Check it out for yourself: OnPar (Send us your feedback!)
We use design critiques to gather professional perspective on our designs. This week, we did a design critique with several thoughtbot designers and the Mayo team for our new mobile design. The process works as follows:
One of the keys to this method is that the presenter is not allowed to try to explain or defend anything commented on. This creates an open atmosphere where people feel free to provide critical feedback. Also, it allows for many topics to be covered in a short amount of time by many people. If the presenter had to explain everything, the group would likely fixate on one or two issues and only have time to discuss those.
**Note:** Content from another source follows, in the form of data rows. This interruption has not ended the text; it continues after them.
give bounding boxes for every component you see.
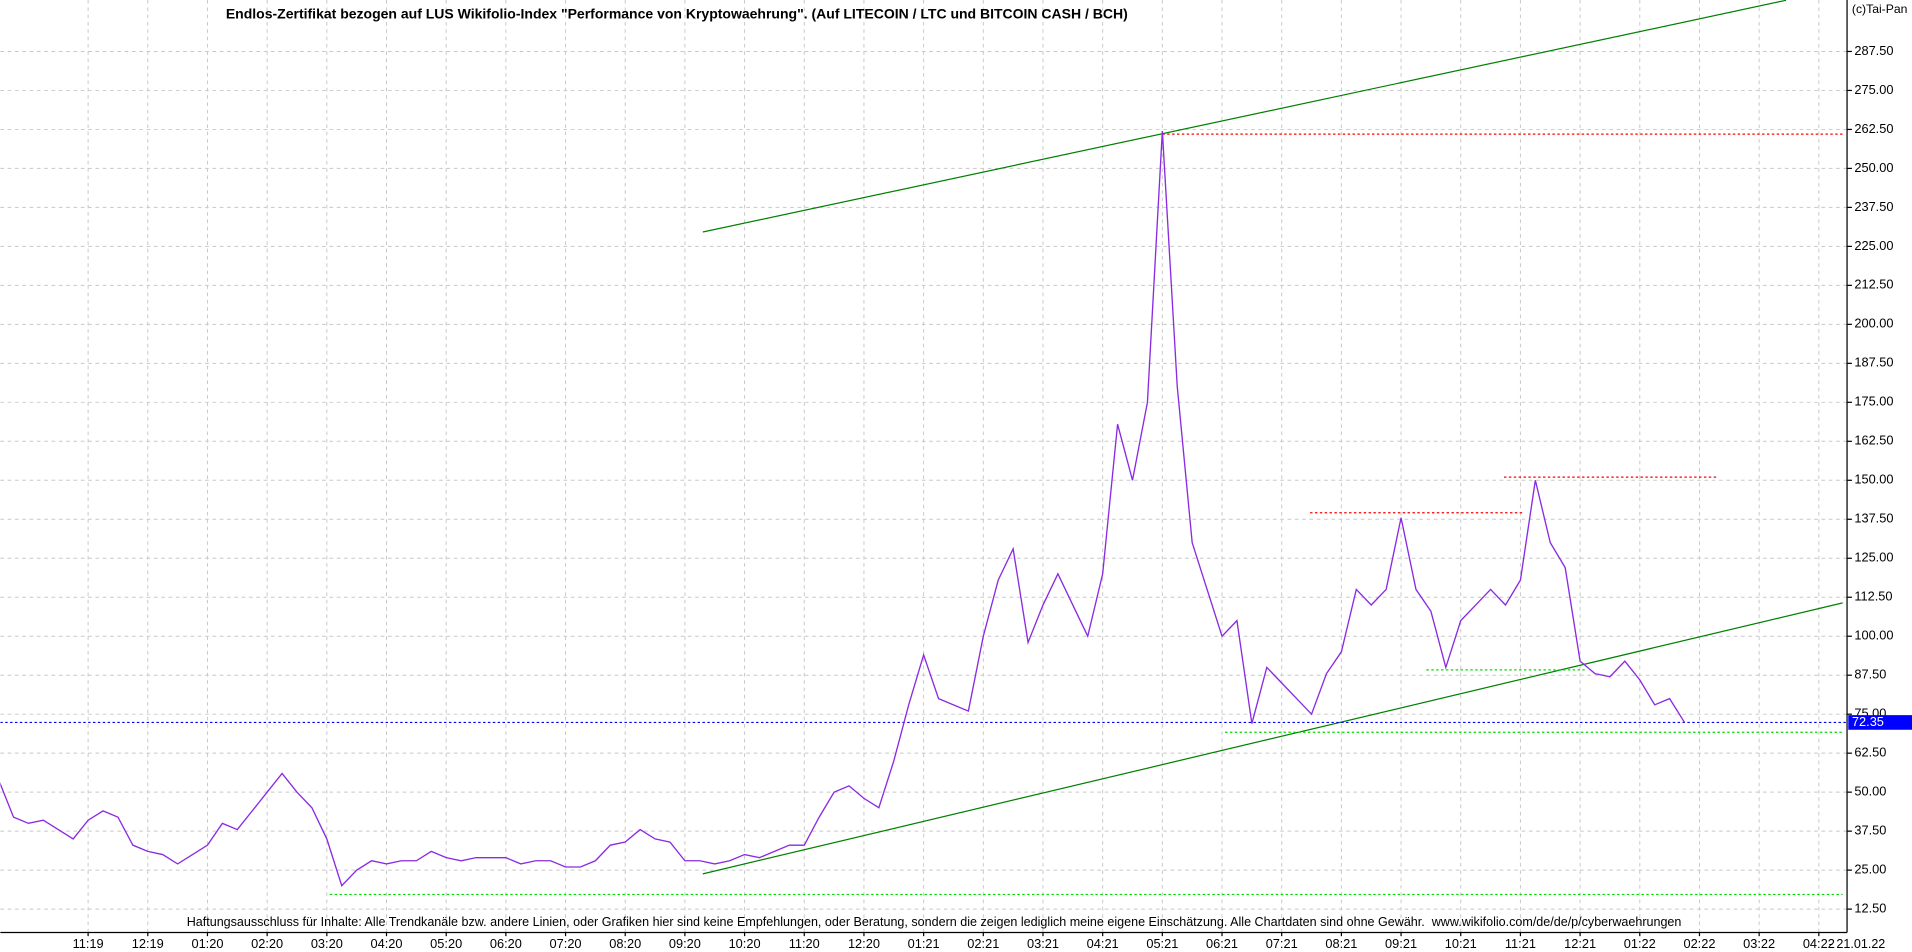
trend-line	[702, 602, 1843, 875]
x-tick-label: 03:21	[1027, 936, 1059, 951]
x-tick-label: 04:22	[1803, 936, 1835, 951]
x-tick-label: 06:21	[1206, 936, 1238, 951]
y-tick-label: 62.50	[1854, 745, 1886, 760]
current-label-box	[1848, 715, 1912, 730]
y-tick-label: 275.00	[1854, 82, 1893, 97]
y-tick-label: 175.00	[1854, 394, 1893, 409]
x-tick-label: 01:22	[1624, 936, 1656, 951]
x-tick-label: 08:21	[1325, 936, 1357, 951]
y-tick-label: 100.00	[1854, 628, 1893, 643]
y-tick-label: 137.50	[1854, 511, 1893, 526]
x-tick-label: 11:19	[73, 936, 104, 951]
copyright: (c)Tai-Pan	[1852, 2, 1907, 16]
y-tick-label: 25.00	[1854, 861, 1886, 876]
y-tick-label: 187.50	[1854, 355, 1893, 370]
x-tick-label: 08:20	[609, 936, 641, 951]
y-tick-label: 237.50	[1854, 199, 1893, 214]
x-tick-label: 01:20	[191, 936, 223, 951]
grid	[0, 0, 1848, 933]
x-tick-label: 02:22	[1683, 936, 1715, 951]
y-tick-label: 287.50	[1854, 43, 1893, 58]
x-tick-label: 09:20	[669, 936, 701, 951]
x-tick-label: 09:21	[1385, 936, 1417, 951]
y-tick-label: 37.50	[1854, 823, 1886, 838]
y-tick-label: 212.50	[1854, 277, 1893, 292]
y-tick-label: 262.50	[1854, 121, 1893, 136]
y-tick-label: 50.00	[1854, 784, 1886, 799]
x-tick-label: 04:21	[1087, 936, 1119, 951]
x-tick-label: 02:21	[967, 936, 999, 951]
y-tick-label: 112.50	[1854, 589, 1892, 604]
y-tick-label: 250.00	[1854, 160, 1893, 175]
x-tick-label: 01:21	[908, 936, 940, 951]
y-tick-label: 12.50	[1854, 900, 1886, 915]
x-tick-label: 11:20	[789, 936, 820, 951]
price-line	[0, 130, 1686, 887]
plot-area	[0, 0, 1848, 896]
x-tick-label: 10:21	[1445, 936, 1477, 951]
trend-line	[702, 0, 1787, 233]
x-tick-label: 11:21	[1505, 936, 1536, 951]
x-tick-label: 12:19	[132, 936, 164, 951]
x-tick-label: 07:21	[1266, 936, 1298, 951]
x-tick-label: 12:20	[848, 936, 880, 951]
axis-labels: 12.5025.0037.5050.0062.5075.0087.50100.0…	[73, 43, 1912, 951]
x-tick-label: 05:20	[430, 936, 462, 951]
current-label: 72.35	[1852, 714, 1884, 729]
x-tick-label: 02:20	[251, 936, 283, 951]
y-tick-label: 150.00	[1854, 472, 1893, 487]
y-tick-label: 162.50	[1854, 433, 1893, 448]
disclaimer: Haftungsausschluss für Inhalte: Alle Tre…	[187, 915, 1682, 929]
date-label: - 21.01.22	[1829, 937, 1886, 951]
x-tick-label: 12:21	[1564, 936, 1596, 951]
y-tick-label: 200.00	[1854, 316, 1893, 331]
y-tick-label: 87.50	[1854, 667, 1886, 682]
x-tick-label: 05:21	[1146, 936, 1178, 951]
x-tick-label: 06:20	[490, 936, 522, 951]
chart-title: Endlos-Zertifikat bezogen auf LUS Wikifo…	[226, 5, 1128, 21]
x-tick-label: 04:20	[371, 936, 403, 951]
x-tick-label: 07:20	[550, 936, 582, 951]
x-tick-label: 03:20	[311, 936, 343, 951]
x-tick-label: 03:22	[1743, 936, 1775, 951]
y-tick-label: 225.00	[1854, 238, 1893, 253]
x-tick-label: 10:20	[729, 936, 761, 951]
y-tick-label: 125.00	[1854, 550, 1893, 565]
In this case, we received over two dozen individual pieces of feedback on everything from the color, to the layout, to the language, etc.
We wanted to test the OnPar concept outside of Primary Care specialty that used more images in their daily workflow. So we worked with a Physician to craft a Pathology speciality case. In order to do this, we needed the application to support images in the “Patient Info” and card answers sections of the app. Here is one of the stains shown in an answer card:
In the coming weeks, we will be encouraging Pathology educators and learners to sign up and give it a shot! Our experiment asserts that these students will convert at or better than our baseline measurement from the previous weeks.
We wanted to do some interviews with educators and learners outside of Mayo to keep our minds grounded in the larger marketplace. Through personal connections, we ended up presenting at a NYU educators innovation monthly meeting. It was not exactly the context of 1-on-1 customer interviews we had done in the past: we had 1 hour, and 16 participants. We were in for a lively session!
We did not want it to devolve into a presentation, or pitch. We also didn’t want voices to be dominated or remain silent in the face of so many people. So, we broke the group into 4, and each of us handled one group. While 1-on-4 is still difficult to manage and take notes, we think this worked out great. We were able to witness these groups interact with OnPar, and each other simultaneously. It gave us a lot of insight in how the app might fight socially among many users.
Because our notes covered all manner of topic, we decided to conduct an Affinity Synthesis to organize our notes:
In addition to the group-setting, we also sat down with five individuals either in medical school at NYU, currently in residency, or post-residency. With our recent mobile updates (that also adjusted the interface for desktop users) we wanted to watch people use OnPar to test the efficacy of the interface. We discovered many user interface breakdowns, small and large. For example, the game board on mobile behaved weirdly when the user tapped and held. This turned out to be a technical issue with mobile Safari and Chrome, and we resolved it quickly.
At a higher level, we got a lot of confusing and sometimes negative feedback regarding the wording used in cases and cards. Originally, the visual size of the small square card severely limited our character count to well-below the size of a Tweet. Now, the new design can hold longer and more-detailed descriptions. We are now planning to work with a medical writer to improve the cases within OnPar.